Após a Constituição Federal de 1988 muitos juristas têm substituído o termo Cartório Extrajudicial por Serventia Extrajudicial, com a afirmação de que a Carta Magna mudou o nome deste Instituto. Entretanto, faz-se necessária uma análise hermenêutica em relação a este tema, que foi objeto de um artigo meu durante o Doutorado em Direito Constitucional na UNIFOR-CE, na disciplina de Hermenêutica Jurídica, mas que faço um resumo aqui nesta Coluna do Migalhas Notariais e Registrais.
Evolução Histórico-Legislativa do Termo Serventia Extrajudicial
O termo Serventia foi introduzido no ordenamento jurídico brasileiro pela Emenda Constitucional nº 7, de 1977, que incluiu o artigo 206 à Constituição da República Federativa do Brasil de 1967:
Art. 206 – Ficam oficializadas as serventias do foro judicial e extrajudicial, mediante remuneração de seus servidores exclusivamente pelos cofres públicos, ressalvada a situação dos atuais titulares, vitalícios ou nomeados em caráter efetivo.
1º – Lei complementar, de iniciativa do Presidente da República, disporá sobre normas gerais a serem observadas pelos Estados e pelo Distrito Federal na oficialização dessas serventias.
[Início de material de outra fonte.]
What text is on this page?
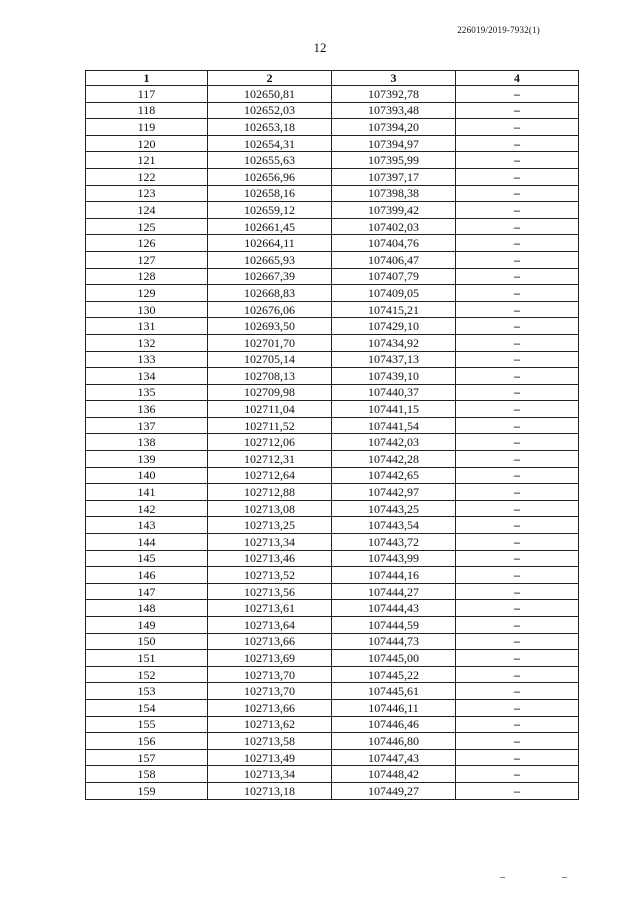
226019/2019-7932(1)
12
1	2	3	4
117	102650,81	107392,78	–
118	102652,03	107393,48	–
119	102653,18	107394,20	–
120	102654,31	107394,97	–
121	102655,63	107395,99	–
122	102656,96	107397,17	–
123	102658,16	107398,38	–
124	102659,12	107399,42	–
125	102661,45	107402,03	–
126	102664,11	107404,76	–
127	102665,93	107406,47	–
128	102667,39	107407,79	–
129	102668,83	107409,05	–
130	102676,06	107415,21	–
131	102693,50	107429,10	–
132	102701,70	107434,92	–
133	102705,14	107437,13	–
134	102708,13	107439,10	–
135	102709,98	107440,37	–
136	102711,04	107441,15	–
137	102711,52	107441,54	–
138	102712,06	107442,03	–
139	102712,31	107442,28	–
140	102712,64	107442,65	–
141	102712,88	107442,97	–
142	102713,08	107443,25	–
143	102713,25	107443,54	–
144	102713,34	107443,72	–
145	102713,46	107443,99	–
146	102713,52	107444,16	–
147	102713,56	107444,27	–
148	102713,61	107444,43	–
149	102713,64	107444,59	–
150	102713,66	107444,73	–
151	102713,69	107445,00	–
152	102713,70	107445,22	–
153	102713,70	107445,61	–
154	102713,66	107446,11	–
155	102713,62	107446,46	–
156	102713,58	107446,80	–
157	102713,49	107447,43	–
158	102713,34	107448,42	–
159	102713,18	107449,27	–
–	–
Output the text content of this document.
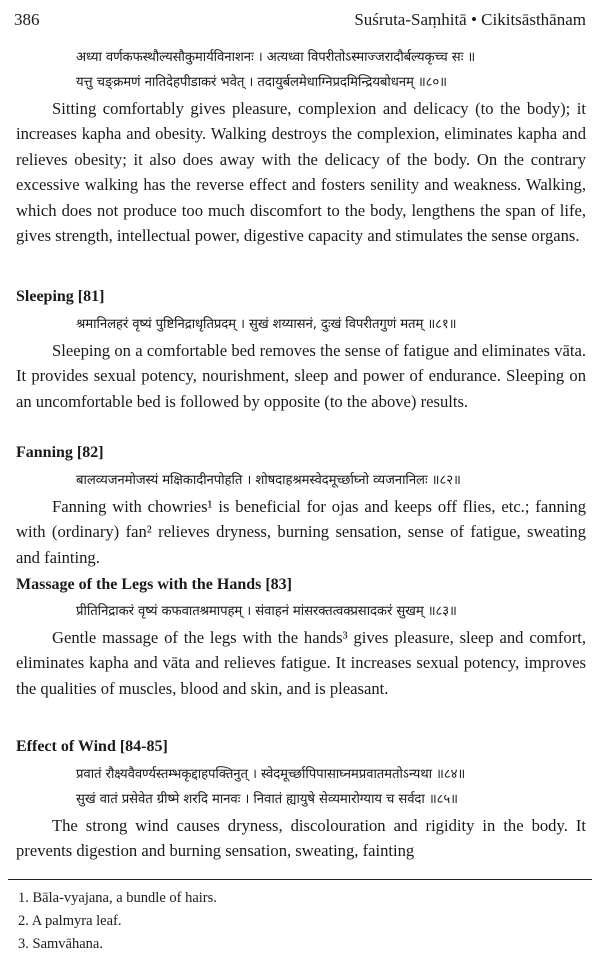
386	Suśruta-Saṃhitā • Cikitsāsthānam
अध्या वर्णकफस्थौल्यसौकुमार्यविनाशनः । अत्यध्वा विपरीतोऽस्माज्जरादौर्बल्यकृच्च सः ॥
यत्तु चङ्क्रमणं नातिदेहपीडाकरं भवेत् । तदायुर्बलमेधाग्निप्रदमिन्द्रियबोधनम् ॥८०॥
Sitting comfortably gives pleasure, complexion and delicacy (to the body); it increases kapha and obesity. Walking destroys the complexion, eliminates kapha and relieves obesity; it also does away with the delicacy of the body. On the contrary excessive walking has the reverse effect and fosters senility and weakness. Walking, which does not produce too much discomfort to the body, lengthens the span of life, gives strength, intellectual power, digestive capacity and stimulates the sense organs.
Sleeping [81]
श्रमानिलहरं वृष्यं पुष्टिनिद्राधृतिप्रदम् । सुखं शय्यासनं, दुःखं विपरीतगुणं मतम् ॥८१॥
Sleeping on a comfortable bed removes the sense of fatigue and eliminates vāta. It provides sexual potency, nourishment, sleep and power of endurance. Sleeping on an uncomfortable bed is followed by opposite (to the above) results.
Fanning [82]
बालव्यजनमोजस्यं मक्षिकादीनपोहति । शोषदाहश्रमस्वेदमूर्च्छाघ्नो व्यजनानिलः ॥८२॥
Fanning with chowries¹ is beneficial for ojas and keeps off flies, etc.; fanning with (ordinary) fan² relieves dryness, burning sensation, sense of fatigue, sweating and fainting.
Massage of the Legs with the Hands [83]
प्रीतिनिद्राकरं वृष्यं कफवातश्रमापहम् । संवाहनं मांसरक्तत्वक्प्रसादकरं सुखम् ॥८३॥
Gentle massage of the legs with the hands³ gives pleasure, sleep and comfort, eliminates kapha and vāta and relieves fatigue. It increases sexual potency, improves the qualities of muscles, blood and skin, and is pleasant.
Effect of Wind [84-85]
प्रवातं रौक्ष्यवैवर्ण्यस्तम्भकृद्दाहपक्तिनुत् । स्वेदमूर्च्छापिपासाघ्नमप्रवातमतोऽन्यथा ॥८४॥
सुखं वातं प्रसेवेत ग्रीष्मे शरदि मानवः । निवातं ह्यायुषे सेव्यमारोग्याय च सर्वदा ॥८५॥
The strong wind causes dryness, discolouration and rigidity in the body. It prevents digestion and burning sensation, sweating, fainting
1. Bāla-vyajana, a bundle of hairs.
2. A palmyra leaf.
3. Samvāhana.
2º - Fica vedada até a entrada em vigor da lei complementar a que alude o parágrafo anterior, qualquer nomeação em caráter efetivo para as serventias não remuneradas pelos cofres públicos.
A Emenda Constitucional nº 22, de 1982, que acrescentou os artigos 207 e 208 à Constituição de 1967 também manteve a denominação serventias:
Art. 207 – As serventias extrajudiciais, respeitada a ressalva prevista no artigo anterior, serão providas na forma da legislação dos Estados, do Distrito Federal e dos Territórios, observado o critério da nomeação segundo a ordem de classificação obtida em concurso público de provas e títulos.
Art. 208 – Fica assegurada aos substitutos das serventias extrajudiciais e do foro judicial, na vacância, a efetivação, no cargo de titular, desde que, investidos na forma da lei, contem ou venham a contar cinco anos de exercício, nessa condição e na mesma serventia, até 31 de dezembro de 1983.
Percebe-se, portanto, que a denominação foi utilizada para designar os serviços judiciais e também os serviços extrajudiciais, não havendo opção do legislador originário em distinguir as duas atividades.
Entretanto, o termo Serventia, para designar o local em que se desenvolve a atividade notarial e registral, ganha destaque no texto da Constituição da República Federativa do Brasil de 1988, mais especificamente no §3º do artigo 236:
“O ingresso na atividade notarial e de registro depende de concurso público de provas e títulos, não se permitindo que qualquer serventia fique vaga, sem abertura de concurso de provimento ou de remoção, por mais de seis meses” e no artigo 31, do Ato das Disposições Constitucionais Transitórias: “Serão estatizadas as serventias do foro judicial, assim definidas em lei, respeitados os direitos dos atuais titulares.”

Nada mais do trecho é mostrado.